Among its major recommendations, the task force has proposed the establishment of a real-time national HIV surveillance dashboard integrating antiretroviral treatment centres, blood transfusion facilities, disease surveillance units and points of entry into a centralized national health data system.
It has also recommended a nationwide contact tracing and epidemiological investigation framework for newly diagnosed pediatric HIV cases, standardized digital case-linkage systems, cluster mapping protocols and stronger coordination between treatment centres, laboratories and disease surveillance authorities.
The report further calls for mandatory screening for HIV, hepatitis B and hepatitis C before surgical procedures and invasive medical interventions in both public and private healthcare facilities.
In a significant governance recommendation, the task force has urged the government to formally include HIV among Pakistan’s notifiable diseases and accelerate work on a National Public Health Law that would provide legal mechanisms for outbreak reporting, disease surveillance, accountability, inter-provincial data sharing and public health emergency response.
To oversee implementation of these reforms, the report proposes the immediate constitution of a National HIV Technical Working Group comprising epidemiologists, infectious disease experts, blood safety specialists, pediatric HIV experts and public health professionals.

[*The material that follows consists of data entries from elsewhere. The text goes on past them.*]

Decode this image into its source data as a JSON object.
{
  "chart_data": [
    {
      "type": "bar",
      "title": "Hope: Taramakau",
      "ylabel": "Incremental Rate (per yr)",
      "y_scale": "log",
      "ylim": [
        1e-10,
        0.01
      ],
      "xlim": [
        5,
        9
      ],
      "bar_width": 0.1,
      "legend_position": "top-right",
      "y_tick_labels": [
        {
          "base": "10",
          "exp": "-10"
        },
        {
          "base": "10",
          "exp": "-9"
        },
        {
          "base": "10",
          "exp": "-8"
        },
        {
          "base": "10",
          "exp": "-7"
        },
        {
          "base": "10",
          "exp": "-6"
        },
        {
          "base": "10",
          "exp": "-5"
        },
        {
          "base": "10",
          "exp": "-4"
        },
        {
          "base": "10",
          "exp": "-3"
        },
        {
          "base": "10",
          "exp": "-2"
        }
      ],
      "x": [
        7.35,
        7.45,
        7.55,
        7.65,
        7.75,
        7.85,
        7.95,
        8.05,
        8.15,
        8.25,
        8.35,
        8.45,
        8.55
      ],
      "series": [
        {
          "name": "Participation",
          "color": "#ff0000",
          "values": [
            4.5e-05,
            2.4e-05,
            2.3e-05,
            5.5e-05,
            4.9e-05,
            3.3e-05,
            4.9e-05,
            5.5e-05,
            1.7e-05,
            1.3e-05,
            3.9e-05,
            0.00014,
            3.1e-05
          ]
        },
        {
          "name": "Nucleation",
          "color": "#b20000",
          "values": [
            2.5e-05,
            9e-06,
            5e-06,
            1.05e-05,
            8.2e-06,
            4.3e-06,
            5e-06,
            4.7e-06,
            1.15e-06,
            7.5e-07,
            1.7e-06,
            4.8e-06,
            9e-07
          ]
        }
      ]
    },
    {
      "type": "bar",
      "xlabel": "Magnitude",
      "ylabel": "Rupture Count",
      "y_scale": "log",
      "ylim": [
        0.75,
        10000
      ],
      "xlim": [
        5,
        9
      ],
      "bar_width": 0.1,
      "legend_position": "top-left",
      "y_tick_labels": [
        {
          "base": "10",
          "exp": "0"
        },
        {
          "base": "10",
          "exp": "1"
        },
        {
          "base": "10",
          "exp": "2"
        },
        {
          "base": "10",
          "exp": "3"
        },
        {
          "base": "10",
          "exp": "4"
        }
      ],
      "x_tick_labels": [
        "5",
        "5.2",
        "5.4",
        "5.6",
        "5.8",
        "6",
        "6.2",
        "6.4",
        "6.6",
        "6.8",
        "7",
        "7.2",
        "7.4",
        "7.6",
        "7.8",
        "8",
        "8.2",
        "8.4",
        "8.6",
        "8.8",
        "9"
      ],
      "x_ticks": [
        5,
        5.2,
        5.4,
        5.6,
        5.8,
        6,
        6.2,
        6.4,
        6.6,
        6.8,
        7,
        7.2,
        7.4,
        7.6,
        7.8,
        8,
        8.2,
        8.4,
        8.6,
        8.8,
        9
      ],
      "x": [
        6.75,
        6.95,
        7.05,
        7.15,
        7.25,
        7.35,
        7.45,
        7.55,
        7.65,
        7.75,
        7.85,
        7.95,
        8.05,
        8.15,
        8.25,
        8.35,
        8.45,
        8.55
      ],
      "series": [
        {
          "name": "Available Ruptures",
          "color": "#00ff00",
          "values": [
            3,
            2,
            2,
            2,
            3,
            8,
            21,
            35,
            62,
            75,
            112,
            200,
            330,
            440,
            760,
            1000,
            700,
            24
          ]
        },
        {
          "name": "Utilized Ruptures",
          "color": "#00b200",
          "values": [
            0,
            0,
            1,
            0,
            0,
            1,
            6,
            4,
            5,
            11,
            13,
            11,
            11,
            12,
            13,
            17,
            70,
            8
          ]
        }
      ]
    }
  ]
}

The proposed body would provide technical guidance, review progress, identify implementation bottlenecks and submit regular reports to the Prime Minister’s Office and the Ministry of National Health Services.
The task force has also recommended stricter regulation of syringes and medical devices, nationwide market surveillance to eliminate unregistered products, expansion of auto-disable syringe use, stronger regulation of blood banks, improved hospital waste management systems and nationwide public awareness campaigns on injection safety and HIV prevention.
The task force warned that repeated HIV outbreaks among children and low-risk populations demonstrate that Pakistan’s HIV challenge extends beyond traditional high-risk groups and reflects deeper failures in healthcare regulation and infection control. Without coordinated national reforms, it warns, the country will remain vulnerable to recurring and preventable healthcare-associated HIV outbreaks affecting children and communities across Pakistan.